Happy migration season.

Elkcub
 
It's nice to notice that the "rest of the world" is at long last seeing the light and beginning to use finnsticks. Indeed, when the practice caught on here in the far north, it was at least as much because a support like this lets you hold your arms comfortably low at about waist level as it was for the added stability. As has been pointed out, heavier binoculars are actually steadier to hand-hold initially, until your arms begin to burn. Conversely, holding your bare hands cupped in front of your eyes for a while begins to tire you. The first commonplace solution of the Finnish birders back in the olden days was to support the binoculars on top of the nice hard-leather binocular cases which used to accompany all porro-prism binoculars. This helped a lot, but you still had to keep your arms and hands higher than optimum. Nowadays, the most common type of a stick is of a length which allows you to keep your hands at waist level or slightly below - still short enough not to be a hassle to carry around. With this length, of course, you cannot prop it on the ground if you are standing, so extra stability cannot be maximised as it can with telescopic long sticks or monopods. Most people use sticks with the top shaped somewhat like your leather saddle, either carved out of wood or fashioned out of a hockey puck or really anything that you can easily shape to provide a snug platform for you particular binocular. In practice, the binocular does not really have to be attached to the stick, although it doesn't hurt if it can be. Without an attachment, you just place the stick under the binocular and start viewing and drop it on you chest when you are done. This is quick and easy if you are walking in the woods etc. Some kind of a fastening can be advantageous if you are doing migration watching or something else more stationary. With a proper finnstick, you can literally spend hours without taking your binoculars off your eyes except to view at something interesting with your scope.

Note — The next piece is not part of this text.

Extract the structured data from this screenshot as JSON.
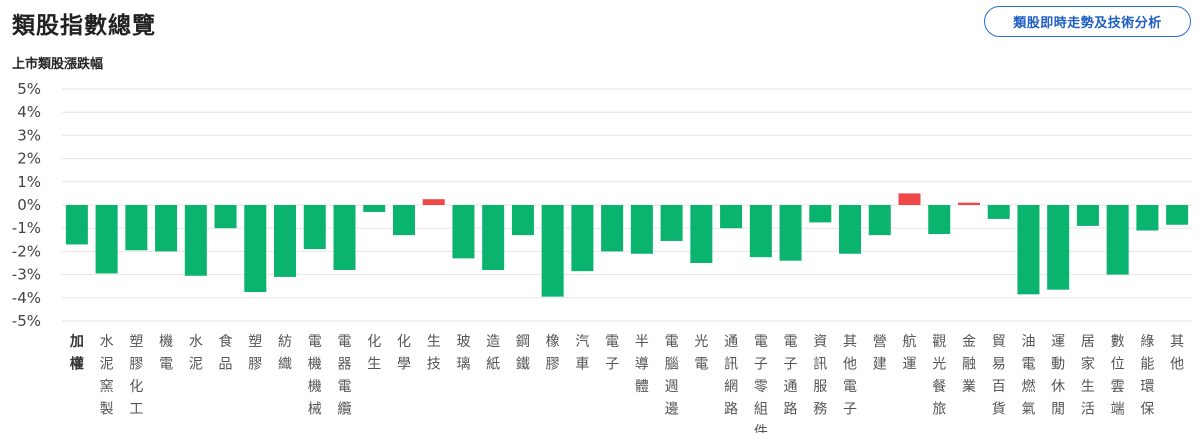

The next thing to catch on (slowly, of course) will be the use of proper and simple unit-power sighting devices for telescopes, and then the virtues of truly stable tripods.

Kimmo
 
Finns and their sticks

iporali said:
And developing the concept further. Thanks Elkcub! :t:

Ilkka

I have been looking to get a Finnstick since I tried one over the summer. I ran across a Finn himself using one in Estonia at Lahemaa park.
 
Tom, Kimmo, Zertfox, Ilkka, Robert Ellis, et al:

Many thanks for the positive comments and Kimmo's overview of finnstick evolution. If you decide to get one, please add a post with your own field evaluation. It makes a huge difference for me with full size binocs, but not everyone likes the same thing.

Needing a unique name I'd like to call it a FISMO (Finn Stick Monopod). :bounce:
Best regards,
-elk
 
elkcub said:
Tom, Kimmo, Zertfox, Ilkka, Robert Ellis, et al:

Many thanks for the positive comments and Kimmo's overview of finnstick evolution. If you decide to get one, please add a post with your own field evaluation. It makes a huge difference for me with full size binocs, but not everyone likes the same thing.

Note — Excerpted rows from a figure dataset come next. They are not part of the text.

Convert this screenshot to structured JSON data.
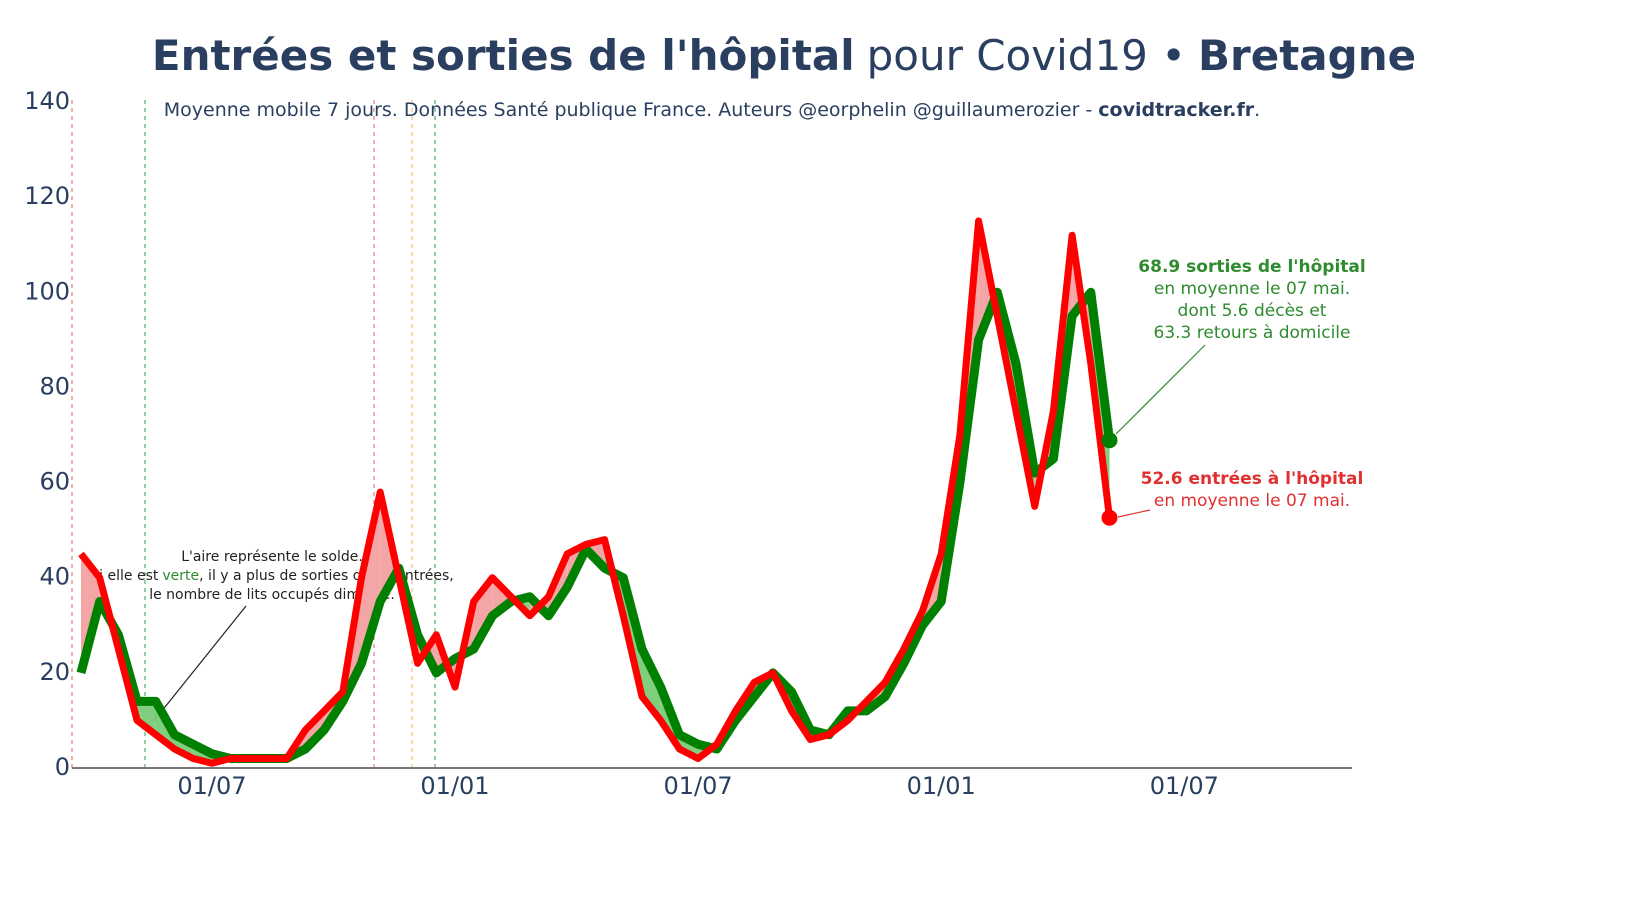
{
  "chart_data": {
    "type": "line",
    "title": [
      "Entrées et sorties de l'hôpital",
      "pour Covid19 •",
      "Bretagne"
    ],
    "subtitle": [
      "Moyenne mobile 7 jours. Données Santé publique France. Auteurs @eorphelin @guillaumerozier -",
      "covidtracker.fr",
      "."
    ],
    "categories": [
      null,
      null,
      null,
      null,
      null,
      null,
      null,
      "01/07",
      null,
      null,
      null,
      null,
      null,
      null,
      null,
      null,
      null,
      null,
      null,
      null,
      "01/01",
      null,
      null,
      null,
      null,
      null,
      null,
      null,
      null,
      null,
      null,
      null,
      null,
      "01/07",
      null,
      null,
      null,
      null,
      null,
      null,
      null,
      null,
      null,
      null,
      null,
      null,
      "01/01",
      null,
      null,
      null,
      null,
      null,
      null,
      null,
      null,
      null,
      null,
      null,
      null,
      "01/07",
      null,
      null,
      null,
      null,
      null,
      null,
      null,
      null,
      null
    ],
    "series": [
      {
        "color": "#008000",
        "fill": "#7fcf7f",
        "values": [
          20,
          35,
          28,
          14,
          14,
          7,
          5,
          3,
          2,
          2,
          2,
          2,
          4,
          8,
          14,
          22,
          35,
          42,
          28,
          20,
          23,
          25,
          32,
          35,
          36,
          32,
          38,
          46,
          42,
          40,
          25,
          17,
          7,
          5,
          4,
          10,
          15,
          20,
          16,
          8,
          7,
          12,
          12,
          15,
          22,
          30,
          35,
          60,
          90,
          100,
          85,
          62,
          65,
          95,
          100,
          68.9,
          null,
          null,
          null,
          null,
          null,
          null,
          null,
          null,
          null,
          null,
          null,
          null,
          null
        ]
      },
      {
        "color": "#ff0000",
        "fill": "#f4a6a6",
        "values": [
          45,
          40,
          25,
          10,
          7,
          4,
          2,
          1,
          2,
          2,
          2,
          2,
          8,
          12,
          16,
          40,
          58,
          40,
          22,
          28,
          17,
          35,
          40,
          36,
          32,
          36,
          45,
          47,
          48,
          32,
          15,
          10,
          4,
          2,
          5,
          12,
          18,
          20,
          12,
          6,
          7,
          10,
          14,
          18,
          25,
          33,
          45,
          70,
          115,
          95,
          75,
          55,
          75,
          112,
          85,
          52.6,
          null,
          null,
          null,
          null,
          null,
          null,
          null,
          null,
          null,
          null,
          null,
          null,
          null
        ]
      }
    ],
    "ylim": [
      0,
      140
    ],
    "yticks": [
      0,
      20,
      40,
      60,
      80,
      100,
      120,
      140
    ],
    "annotations": {
      "green": [
        "68.9 sorties de l'hôpital",
        "en moyenne le 07 mai.",
        "dont 5.6 décès et",
        "63.3 retours à domicile"
      ],
      "red": [
        "52.6 entrées à l'hôpital",
        "en moyenne le 07 mai."
      ],
      "note": [
        "L'aire représente le solde.",
        "Si elle est",
        "verte",
        ", il y a plus de sorties que d'entrées,",
        "le nombre de lits occupés diminue."
      ]
    }
  }
}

Needing a unique name I'd like to call it a FISMO (Finn Stick Monopod). :bounce:
Best regards,
-elk

Hi Ed

Have looked at this idea on and off for some time now and have just purchased Swift audubon's as you are aware
I wont be collecting the Swift porro's for a few months so cant specifically try them but is it likely this can work for say Nikon SE 10 x 42 or E2 8 x 30 porro's ?
Anyone tried these models with this stick ?

Regards
Richt
 
I've used my Nikon 10 x 42 SE extensively with my version of a "finnstick." (It's a "Pole Cat" adjustable walking stick and rifle rest made by Stoney Point. Cabela's sells it. I have the V shaped rifle rest heavily wrapped and cushioned with very large "H" shaped rubber bands for use as a binocular rest.) It works nicely. I always keep my neckstrap on though, that goes without saying! I keep one hand on the stick, just under the bins for "tilt and shift" and one hand on the bins for guidance and focusing.

By the way, I get a Hat Catalogue from Hartford-York in French Camp, CA. www.hartfordyork.com. In addition to great hats, they sell great Canes from various companies around the world. Some of them are crafted by FINNA in Catalonia, Spain.
I wonder if that is the origin of the name finnstick?